Blutungen können meist vor Ort mit Medikits gestoppt werden, eine regenerative Behandlung gibt es allerdings nur im Krankenhaus. Da Operatives oft nicht die Zeit für eine stationäre Behandlung haben, müssen sie auf eine von zwei Alternativen zurückgreifen. Eine davon ist die Einnahme von medizinischen Drogen, die aber schnell zur Abhängigkeit oder gar zu physischen Schäden führen kann. Beliebter ist die Heilung durch Ebons oder Brain Waster, die in der Lage sind, Verletzungen durch den Einsatz von Flux zu heilen.
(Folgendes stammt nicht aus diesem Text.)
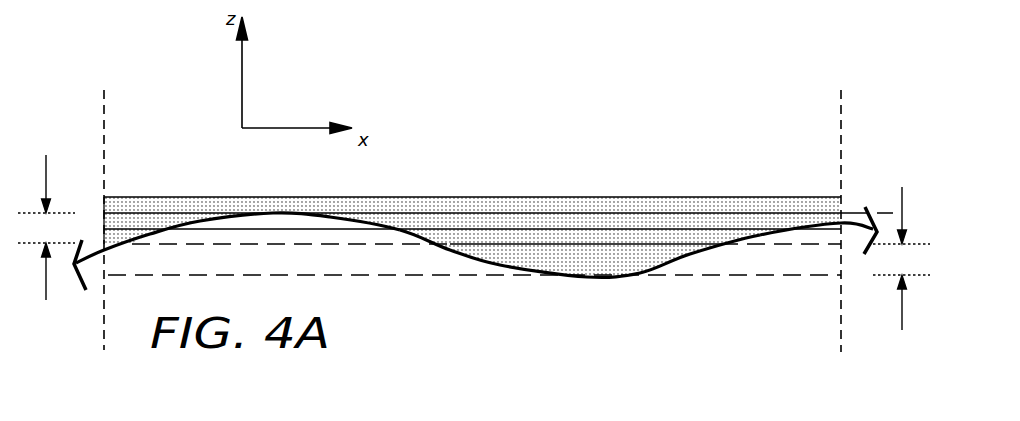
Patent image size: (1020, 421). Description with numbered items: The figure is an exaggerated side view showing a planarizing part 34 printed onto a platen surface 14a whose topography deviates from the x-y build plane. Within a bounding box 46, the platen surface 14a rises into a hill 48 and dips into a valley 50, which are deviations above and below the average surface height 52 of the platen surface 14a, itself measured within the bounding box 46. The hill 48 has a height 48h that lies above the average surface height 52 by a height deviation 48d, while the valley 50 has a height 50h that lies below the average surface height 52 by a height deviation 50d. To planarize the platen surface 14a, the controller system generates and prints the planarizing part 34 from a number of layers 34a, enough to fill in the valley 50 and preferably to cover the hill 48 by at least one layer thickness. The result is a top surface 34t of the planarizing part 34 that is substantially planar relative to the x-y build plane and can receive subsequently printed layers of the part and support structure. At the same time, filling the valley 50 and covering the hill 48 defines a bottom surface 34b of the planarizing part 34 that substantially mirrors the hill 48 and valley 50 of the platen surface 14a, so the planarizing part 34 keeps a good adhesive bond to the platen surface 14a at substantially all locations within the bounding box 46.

The platen surface 14a is at (475, 229).
The planarizing part 34 is at (472, 217).
The layers of film 34a is at (573, 238).
The bottom surface 34b is at (448, 248).
The top surface 34t is at (703, 196).
The bounding box 46 is at (103, 138).
The hill 48 is at (258, 200).
The height deviation 48d is at (47, 290).
The height 48h is at (880, 212).
The valley 50 is at (672, 280).
The height deviation 50d is at (902, 318).
The height 50h is at (500, 277).
The average surface height 52 is at (620, 244).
Die Macht des Ebbs - Ebon und Brain Waster

Jeder Ebon hat dreizehn zusätzliche Fertigkeiten (zu denen auch die Heilung gehört), die bis zum zwanzigsten Rang gesteigert werden können. Jeder neue Rang in einer dieser Fertigkeiten steht für einen neuen Zauber oder für eine stärkere Version eines schon beherrschten. Insgesamt gibt es demnach 260 Zauber, wobei sich der Einsatz schwächerer Zauber durchaus lohnen kann, da diese meist eine geringere Menge an Flux benötigen. Damit Ebons und Brain Waster länger effizient eingesetzt werden können, sind sie in der Lage, Flux in ihre Death Suits zu speichern, die ihnen von Dark Lament, der Ebon-Abteilung von SLA, zur Verfügung gestellt werden.
Die zahlreichen Fertigkeiten der Ebons reichen vom simplen Zerschmettern von Glas über Gedankenkontrolle bis hin zur sofortigen Einäscherung eines Gegners. Wenn ein Ebon einen gewissen Grad an Macht erreicht, plagen ihn starke Alpträume, die ihn nach einiger Zeit selbst während des Tages nicht mehr in Ruhe lassen. Dämonen verfolgen ihn auf Schritt und Tritt. An jeder Straßenecke stehen oder sitzen schwarz gekleidete Unbekannte, die ihn beobachten und im nächsten Moment verschwunden sind: die Necanthropes zeigen ihr Interesse an dem Operative, der der Verwandlung nahe steht.

Fazit

Zusammenfassend ist zu sagen, daß SLA Industries das düsterste und brutalste Rollenspiel ist, das ich je in den Händen gehalten habe. Der andauernde Regen und die zahlreichen Gefahren, die an jeder Straßenecke lauern könnten, sorgen für eine stimmige Atmosphäre, die im Regelwerk durch zahlreiche spannende Kurzgeschichten, Zitate oder Dialogen untermalt wird. Das einfach zu handhabende Regelsystem stört den Spielfluss nicht merklich und falls man es gerne komplexer wünscht, kann man es leicht erweitern. Desweiteren ist es interessant, auf der Seite des Gesetzes zu stehen und gegen Verbrecher und Gangs zu kämpfen, anstatt gegen mächtige Konzerne anzutreten, wie es zum Beispiel bei Shadowrun der Fall ist. Der größte Minuspunkt ist die geringe Verfügbarkeit dieses Werkes und die geringe Anzahl an Erweiterungen und Szenarien. SLA Industries hat das Potential ein Hit zu werden, wäre es denn bekannter.
Für Sammler und Spieler, die sich auch gerne an englischen Produkten versuchen, ein Muss.